Unlike other police institutions across the world, the way and manner its personnel are treated and the way they behave before members of the public raises eyebrows. The foremost security institution in Nigeria does not care about its public image and, despite the arduous task of image laundering before its public relations officers, those at the helm take decisions based on ethnic, religious and other pecuniary influences.
One social ill that is affecting the progress of the institution is injustice being perpetrated at every level of its administration. Among the recent injustices is the sudden retirement of four deputy inspector-generals of police.
They are DIG Moses Ambakina Jitiboh, representing the South-South geographical zone with six years ahead of him before retirement, while DIG Hafiz Mohammed Inuwa, representing the North East, with eight more months of service, and DIG Adeleke Adeyinka Bode, representing the North Central, had one year.
Most unfortunate is the quick retirement notices served on DIG Dan-Mallam Mohammed, who represents the North West and has barely three months more to officially retire.
The Police Service Commission claimed it was following what it described as “tradition” to The SUPREME explaining that, “in exercise of its statutory powers, pursuant to the Third Schedule, Part 1 M, para A&B of the 1999 Constitution, reinforced with Section 6 of the commission’s (Establisment) Act 2001, para a, c, d, e, & f, has compulsorily retired four Deputy Inspectors-General of Police.”
This does not augur well for development. It erodes confidence of personnel in the system and deflates pride of the police.
Strangers in the house (2)
The appointment of three politicians by President Bola Tinubu elicited questions from discerning Nigerians and security observers who want to know what could have qualified these men to warrant the President appending his signature to their nomination and eventual appointment to these very sensitive security ministries that had hitherto been reserved for experienced security retirees. According to record, Bello Muhammad, popularly known as Bello Matawalle, is a politician and teacher.
He previously served as the governor of Zamfara State, from 2019 to 2023, before his recent appointment as the minister of state for defence. On his part, Mohammed Badaru Abubakar is a politician who served as the governor of Jigawa State from 2015 to 2023, before his appointment as the minister of defence. Also, Ibrahim Gaidam is a politician and serving senator who was re-elected as the senator representing the Yobe East Senatorial District before his appointment as the minister of police affairs.
In as much as one would want to respect the President’s initiative and strategy, it has been discovered that he is human and can be overwhelmed with situations that could blindfold his sense of accurate judgment in appointing a round peg in a round hole.
Such mistakes had previously been observed in political appointments in the country: A situation where a non-educationist was appointed as minister of education and another situation where a medical doctor was appointed to be in charge of issues of labour.
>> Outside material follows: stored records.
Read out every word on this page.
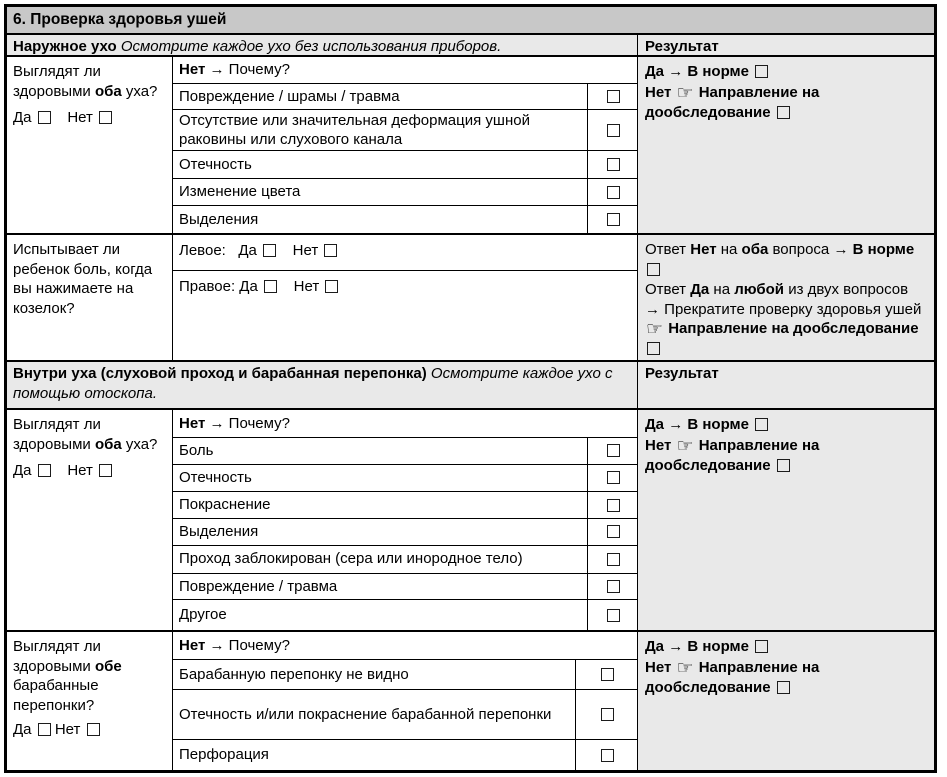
6. Проверка здоровья ушей
Наружное ухо Осмотрите каждое ухо без использования приборов.	Результат
Выглядят ли здоровыми оба уха?
Да     Нет
Нет → Почему?
Повреждение / шрамы / травма
Отсутствие или значительная деформация ушной раковины или слухового канала
Отечность
Изменение цвета
Выделения
Да → В норме
Нет ☞ Направление на дообследование
Испытывает ли ребенок боль, когда вы нажимаете на козелок?
Левое:   Да     Нет
Правое: Да     Нет
Ответ Нет на оба вопроса → В норме
Ответ Да на любой из двух вопросов → Прекратите проверку здоровья ушей ☞ Направление на дообследование
Внутри уха (слуховой проход и барабанная перепонка) Осмотрите каждое ухо с помощью отоскопа.
Результат
Выглядят ли здоровыми оба уха?
Да     Нет
Нет → Почему?
Боль
Отечность
Покраснение
Выделения
Проход заблокирован (сера или инородное тело)
Повреждение / травма
Другое
Да → В норме
Нет ☞ Направление на дообследование
Выглядят ли здоровыми обе барабанные перепонки?
Да  Нет
Нет → Почему?
Барабанную перепонку не видно
Отечность и/или покраснение барабанной перепонки
Перфорация
Да → В норме
Нет ☞ Направление на дообследование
No wonder, the country experienced such tumultuous labour challenges that affected its development. From every indication, these politicians are strangers in the security house. If the former governor of Zamfara State had security acumen, how come he was unable to implement them while the state witnessed several accounts of kidnapping, attacks and killings by terrorists and the illegal mining of natural resources like gold and diamond? Both governor and the security heads in Zamfara State ought not be considered for any other office but should be retired for their failure to handle the spate of insecurity in the state. If a man could not handle the security of a state, is it that of a whole country that he would preside over effectively? Even if their appointments were to compensate them for their roles during the 2023 presidential election, must it be such a sensitive position in the security community? One of the governors had alledgedly accused the chairman of the Economic and Financial Crimes Commission (EFCC) of demanding bribe.
Matawalle had accused the detained chairman of the EFCC, Abdulrasheed Bawa, of demanding $2 million bribe from him. He made the allegation amid the growing rift between the governor and the anti-graft agency. Was he being compensated for his boldness or could there be other reasons for his appointment? What security experience does he possess and, if he knows much about security, how come he was unable to proffer solutions or direct the security agencies under his leadership as governor to end banditry, terrorism and other criminal activities that where on the increase in his state and neighbouring states? Truly, Matawalle failed in securing his terrorist-infested state. So, he is a round peg in a security square hole
Simply, he is not fit for the office he was assigned. So this is another stranger in the house Barely, a week after he assumed office, it was reported that over 22 soldiers of the Nigerian Army were killed in an ambush by bandits in Niger State.
The two ministers for defense should know that they cannot be excused from blame.
This is a pointer to what happens when you have a politician appointed to an office he knows nothing about and it is a minus to a President known for his apt selection of people into offices. Among bothersome questions are how the minister of defense would be able to convince military generals about his security proposals, should there be a state of insecurity somewhere in the country. Every career professional has a certain uniqueness and language. So, how can a man with no security training nor background cope with insecurity situation and how can a loose nut fix perfectly into a hole that is not meant for it?